Gradient-EM Bayesian Meta-learning
This work addresses computational bottlenecks in meta-learning for researchers and practitioners, offering a more efficient and flexible approach, though it is incremental as it builds on existing Bayesian meta-learning frameworks.
The paper tackled the computational inefficiency and inflexibility in Bayesian meta-learning by proposing a gradient-EM variant that avoids back-propagation in meta-updates and decouples inner optimization, resulting in improved accuracy, reduced computation cost, and enhanced robustness to uncertainty in tasks like sinusoidal regression, few-shot image classification, and reinforcement learning.
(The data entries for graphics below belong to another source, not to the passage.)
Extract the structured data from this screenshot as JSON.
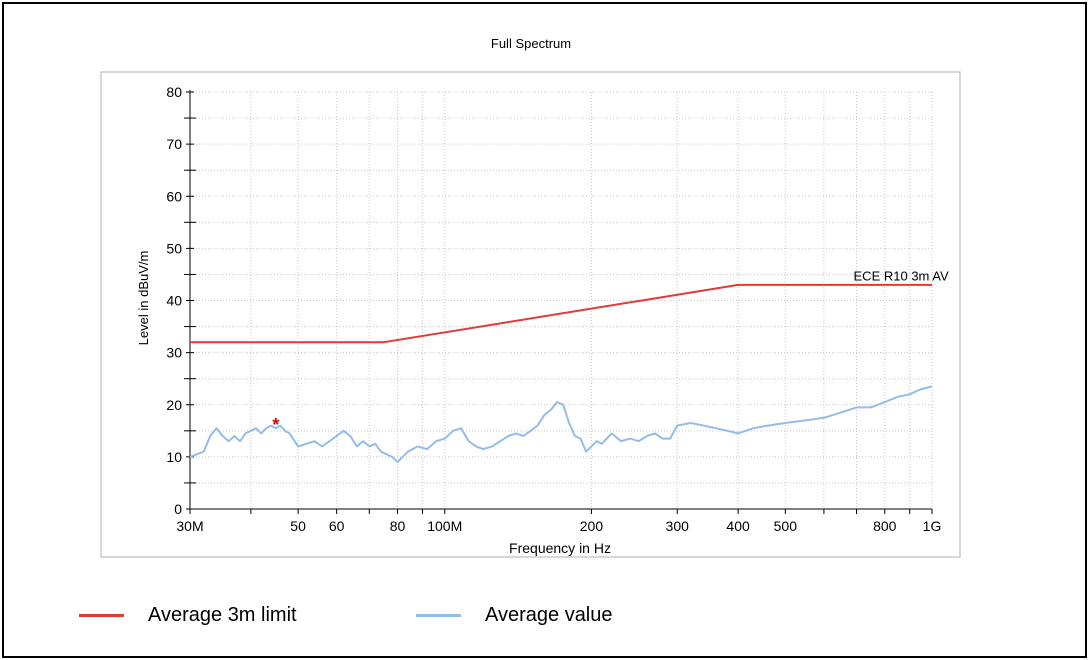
{
  "chart_data": {
    "type": "line",
    "title": "Full Spectrum",
    "xlabel": "Frequency in Hz",
    "ylabel": "Level in dBuV/m",
    "x_scale": "log",
    "xlim": [
      30000000,
      1000000000
    ],
    "ylim": [
      0,
      80
    ],
    "grid": true,
    "x_tick_values": [
      30000000,
      50000000,
      60000000,
      80000000,
      100000000,
      200000000,
      300000000,
      400000000,
      500000000,
      800000000,
      1000000000
    ],
    "x_tick_labels": [
      "30M",
      "50",
      "60",
      "80",
      "100M",
      "200",
      "300",
      "400",
      "500",
      "800",
      "1G"
    ],
    "y_ticks": [
      0,
      10,
      20,
      30,
      40,
      50,
      60,
      70,
      80
    ],
    "annotations": [
      {
        "text": "ECE R10 3m AV",
        "x": 700000000,
        "y": 43.5
      }
    ],
    "markers": [
      {
        "symbol": "*",
        "x": 45000000,
        "y": 16.5,
        "color": "#e60000"
      }
    ],
    "series": [
      {
        "name": "Average 3m limit",
        "color": "#e53935",
        "x": [
          30000000,
          75000000,
          400000000,
          1000000000
        ],
        "y": [
          32,
          32,
          43,
          43
        ]
      },
      {
        "name": "Average value",
        "color": "#93bde8",
        "x": [
          30000000,
          31000000,
          32000000,
          33000000,
          34000000,
          35000000,
          36000000,
          37000000,
          38000000,
          39000000,
          40000000,
          41000000,
          42000000,
          43000000,
          44000000,
          45000000,
          46000000,
          47000000,
          48000000,
          50000000,
          52000000,
          54000000,
          56000000,
          58000000,
          60000000,
          62000000,
          64000000,
          66000000,
          68000000,
          70000000,
          72000000,
          74000000,
          76000000,
          78000000,
          80000000,
          84000000,
          88000000,
          92000000,
          96000000,
          100000000,
          104000000,
          108000000,
          112000000,
          116000000,
          120000000,
          125000000,
          130000000,
          135000000,
          140000000,
          145000000,
          150000000,
          155000000,
          160000000,
          165000000,
          170000000,
          175000000,
          180000000,
          185000000,
          190000000,
          195000000,
          200000000,
          205000000,
          210000000,
          220000000,
          230000000,
          240000000,
          250000000,
          260000000,
          270000000,
          280000000,
          290000000,
          300000000,
          320000000,
          340000000,
          360000000,
          380000000,
          400000000,
          430000000,
          460000000,
          500000000,
          550000000,
          600000000,
          650000000,
          700000000,
          750000000,
          800000000,
          850000000,
          900000000,
          950000000,
          1000000000
        ],
        "y": [
          10,
          10.5,
          11,
          14,
          15.5,
          14,
          13,
          14,
          13,
          14.5,
          15,
          15.5,
          14.5,
          15.5,
          16,
          15.5,
          16,
          15,
          14.5,
          12,
          12.5,
          13,
          12,
          13,
          14,
          15,
          14,
          12,
          13,
          12,
          12.5,
          11,
          10.5,
          10,
          9,
          11,
          12,
          11.5,
          13,
          13.5,
          15,
          15.5,
          13,
          12,
          11.5,
          12,
          13,
          14,
          14.5,
          14,
          15,
          16,
          18,
          19,
          20.5,
          20,
          16.5,
          14,
          13.5,
          11,
          12,
          13,
          12.5,
          14.5,
          13,
          13.5,
          13,
          14,
          14.5,
          13.5,
          13.5,
          16,
          16.5,
          16,
          15.5,
          15,
          14.5,
          15.5,
          16,
          16.5,
          17,
          17.5,
          18.5,
          19.5,
          19.5,
          20.5,
          21.5,
          22,
          23,
          23.5
        ]
      }
    ],
    "legend": {
      "placement": "bottom",
      "items": [
        {
          "label": "Average 3m limit",
          "color": "#e53935"
        },
        {
          "label": "Average value",
          "color": "#93bde8"
        }
      ]
    }
  }
}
Bayesian meta-learning enables robust and fast adaptation to new tasks with uncertainty assessment. The key idea behind Bayesian meta-learning is empirical Bayes inference of hierarchical model. In this work, we extend this framework to include a variety of existing methods, before proposing our variant based on gradient-EM algorithm. Our method improves computational efficiency by avoiding back-propagation computation in the meta-update step, which is exhausting for deep neural networks. Furthermore, it provides flexibility to the inner-update optimization procedure by decoupling it from meta-update. Experiments on sinusoidal regression, few-shot image classification, and policy-based reinforcement learning show that our method not only achieves better accuracy with less computation cost, but is also more robust to uncertainty.